Raspberry5: SSD instead of microSD “It’s time to ditch microSD”

  • Hi

    In Internet and Youtube I saw “It’s time to ditch microSD”

    I'm still new to Raspberry and co.


    A MicroSD card is much easier to use. Have you installed an SSD in your Raspberry 5? My main use case is streaming from Jellyfin server (network traffic). Can anyone say whether the performance is significantly better with SSD instead of SDcard?

    best regards

    <3

  • It's faster, but the impact is I/O not compute or GPU performance so boot is marginally faster and scrolling around the GUI where art is being read/rendered is marginally faster. It's "marginal gains" and FOMO territory .. it's not so much faster that you're really missing out.

  • Hi

    In Internet and Youtube I saw “It’s time to ditch microSD”

    I'm still new to Raspberry and co.


    A MicroSD card is much easier to use. Have you installed an SSD in your Raspberry 5? My main use case is streaming from Jellyfin server (network traffic). Can anyone say whether the performance is significantly better with SSD instead of SDcard?

    best regards

    <3

    I view the SSD vs SD card discussion more of a question of reliability vs. performance with Kodi / LibreElec but SD card reliability has improved significantly over the past 5 years. As mentioned above the main advantage of SSD for performance is disk I/O. I run Mezzmo, which is similar to your Jellyfin server, and have an endpoint performance Wiki page where I compare certain performance characteristics.

    The displaying of 150 items is mainly a function of computing power to parse the server response and display the items in LibreElec. The full sync compares disk I/O. This particular Raspberry Pi 5 being tested has an SSD in it for the Kodi database. If I switched it back to the SD card I suspect the performance would drop by 2-3X but the Mezzmo sync progress is a background process so the user is unlikely to see the difference. I am not sure how Jellyfin syncs the client to the server but I believe it does based upon the operating mode. If there is interest I can switch back to the SD card and post the comparison results ? The Raspberry Pi 4 listed is running an SD Card.


    Thanks,

    Jeff

    Edited once, last by jbinkley60 (May 18, 2024 at 9:44 AM).

  • I'm fine without a pile of stats being posted.

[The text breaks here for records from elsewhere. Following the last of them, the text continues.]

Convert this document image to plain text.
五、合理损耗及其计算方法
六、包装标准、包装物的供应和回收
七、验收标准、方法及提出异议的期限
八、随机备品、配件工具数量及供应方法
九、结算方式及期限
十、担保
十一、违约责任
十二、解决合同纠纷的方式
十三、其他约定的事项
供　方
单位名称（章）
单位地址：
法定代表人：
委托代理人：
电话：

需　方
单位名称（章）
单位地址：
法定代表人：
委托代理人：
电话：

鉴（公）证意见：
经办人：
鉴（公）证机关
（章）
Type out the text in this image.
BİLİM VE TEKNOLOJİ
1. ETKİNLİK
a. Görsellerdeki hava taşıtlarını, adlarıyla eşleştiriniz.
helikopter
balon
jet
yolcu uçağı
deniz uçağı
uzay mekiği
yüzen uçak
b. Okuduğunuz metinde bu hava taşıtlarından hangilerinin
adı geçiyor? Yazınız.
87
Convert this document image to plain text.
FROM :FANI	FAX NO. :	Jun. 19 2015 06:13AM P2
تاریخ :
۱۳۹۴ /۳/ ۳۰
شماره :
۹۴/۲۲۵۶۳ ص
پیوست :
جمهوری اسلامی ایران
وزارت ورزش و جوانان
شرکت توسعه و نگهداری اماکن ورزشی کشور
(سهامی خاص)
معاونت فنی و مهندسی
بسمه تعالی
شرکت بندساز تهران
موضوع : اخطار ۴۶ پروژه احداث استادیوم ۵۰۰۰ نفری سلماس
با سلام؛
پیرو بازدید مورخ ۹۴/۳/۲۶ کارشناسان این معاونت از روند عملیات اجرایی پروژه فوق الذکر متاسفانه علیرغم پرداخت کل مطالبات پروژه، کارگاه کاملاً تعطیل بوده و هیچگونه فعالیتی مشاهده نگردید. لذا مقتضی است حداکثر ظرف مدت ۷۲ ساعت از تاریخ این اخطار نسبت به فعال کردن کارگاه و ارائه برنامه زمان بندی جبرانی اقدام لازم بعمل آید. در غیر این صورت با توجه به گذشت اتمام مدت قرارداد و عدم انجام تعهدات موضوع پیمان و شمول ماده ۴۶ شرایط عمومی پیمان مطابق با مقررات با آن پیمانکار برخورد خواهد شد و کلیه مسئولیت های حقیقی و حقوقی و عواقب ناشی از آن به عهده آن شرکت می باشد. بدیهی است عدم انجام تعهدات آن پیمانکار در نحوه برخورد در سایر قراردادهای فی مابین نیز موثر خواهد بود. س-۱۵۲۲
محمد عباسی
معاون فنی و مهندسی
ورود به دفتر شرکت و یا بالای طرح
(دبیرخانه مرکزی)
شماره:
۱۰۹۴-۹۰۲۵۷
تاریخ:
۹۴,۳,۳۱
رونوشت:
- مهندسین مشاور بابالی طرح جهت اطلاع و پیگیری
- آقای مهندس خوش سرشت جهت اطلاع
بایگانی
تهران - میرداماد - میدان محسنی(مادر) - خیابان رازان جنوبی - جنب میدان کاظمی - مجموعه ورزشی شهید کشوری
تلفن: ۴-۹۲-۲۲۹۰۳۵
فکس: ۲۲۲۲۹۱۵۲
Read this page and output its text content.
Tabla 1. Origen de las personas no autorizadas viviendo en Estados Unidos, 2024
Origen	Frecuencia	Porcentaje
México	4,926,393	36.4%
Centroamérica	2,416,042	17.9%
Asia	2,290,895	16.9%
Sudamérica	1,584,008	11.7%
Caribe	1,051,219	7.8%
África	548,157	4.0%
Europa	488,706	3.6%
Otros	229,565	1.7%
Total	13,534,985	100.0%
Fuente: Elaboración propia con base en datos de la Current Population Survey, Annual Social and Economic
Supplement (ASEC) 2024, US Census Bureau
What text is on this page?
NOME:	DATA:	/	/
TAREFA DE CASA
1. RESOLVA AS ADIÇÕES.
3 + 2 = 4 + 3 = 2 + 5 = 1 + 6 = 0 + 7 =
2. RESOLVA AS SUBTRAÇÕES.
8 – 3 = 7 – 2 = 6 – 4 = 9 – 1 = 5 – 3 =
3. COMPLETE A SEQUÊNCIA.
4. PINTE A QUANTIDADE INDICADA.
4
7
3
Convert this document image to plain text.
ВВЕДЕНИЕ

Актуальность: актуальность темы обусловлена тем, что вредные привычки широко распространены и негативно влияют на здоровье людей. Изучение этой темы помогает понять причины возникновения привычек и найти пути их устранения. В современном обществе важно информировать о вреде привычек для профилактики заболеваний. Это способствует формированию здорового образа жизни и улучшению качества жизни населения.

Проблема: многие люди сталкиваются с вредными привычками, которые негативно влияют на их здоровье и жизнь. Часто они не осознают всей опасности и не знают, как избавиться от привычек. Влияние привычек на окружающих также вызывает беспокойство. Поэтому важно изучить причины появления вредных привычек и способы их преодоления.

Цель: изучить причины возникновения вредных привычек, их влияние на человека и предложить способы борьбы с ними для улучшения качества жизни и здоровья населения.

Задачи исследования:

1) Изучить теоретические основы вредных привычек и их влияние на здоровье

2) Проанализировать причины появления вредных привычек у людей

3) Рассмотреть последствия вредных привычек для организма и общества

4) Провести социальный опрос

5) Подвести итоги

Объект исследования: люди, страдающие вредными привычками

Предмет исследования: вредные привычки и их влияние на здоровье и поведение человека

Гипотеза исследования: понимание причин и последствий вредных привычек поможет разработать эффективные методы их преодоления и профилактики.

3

Everyone has slightly different use-cases and test results are thus not universal truths to be followed. And in forums such discussions always end up with someone trying to prove something is/isn't better/worse/faster/slower than something else. I choose ignorance and less forum drama. If people want to run an RPi5 on an NVME drive .. go nuts. If people are happy running on an SD card .. go nuts. Go forth and watch movies.

  • The point I was trying to make earlier in my post but got a bit off track with the numbers is that I agree with you. An SSD will help with storage I/O but most folks won't see much of a difference. I have a few Raspberry Pi devices and only one has an SSD, my test unit and that was mainly to see what was involved in adding an SSD. SD card reliability has improved but isn't at the level of SSDs. Reliability would be the main thing which would drive me to put an SSD in a Raspberry Pi.


    Jeff

  • For normal use there isn't a very big difference in speed, its way faster when rebooting for an update, its about half the time with ssd.

  • So this thread has got my attention since I use a remotely hosted Jellyfin Server at a datacenter I look after, and have a Starlink connection at home.

    If I ran my Pi5 LE install on an SSD instead of a MicroSD, this means I could set the cache/buffer type to store the entire file on disk as quickly as my internet connection could download it, which would be better for me than the 1GB max size currently configurable in RAM.


    So how do I go about installing the LE image to an SSD and booting from it, rather than MicroSD?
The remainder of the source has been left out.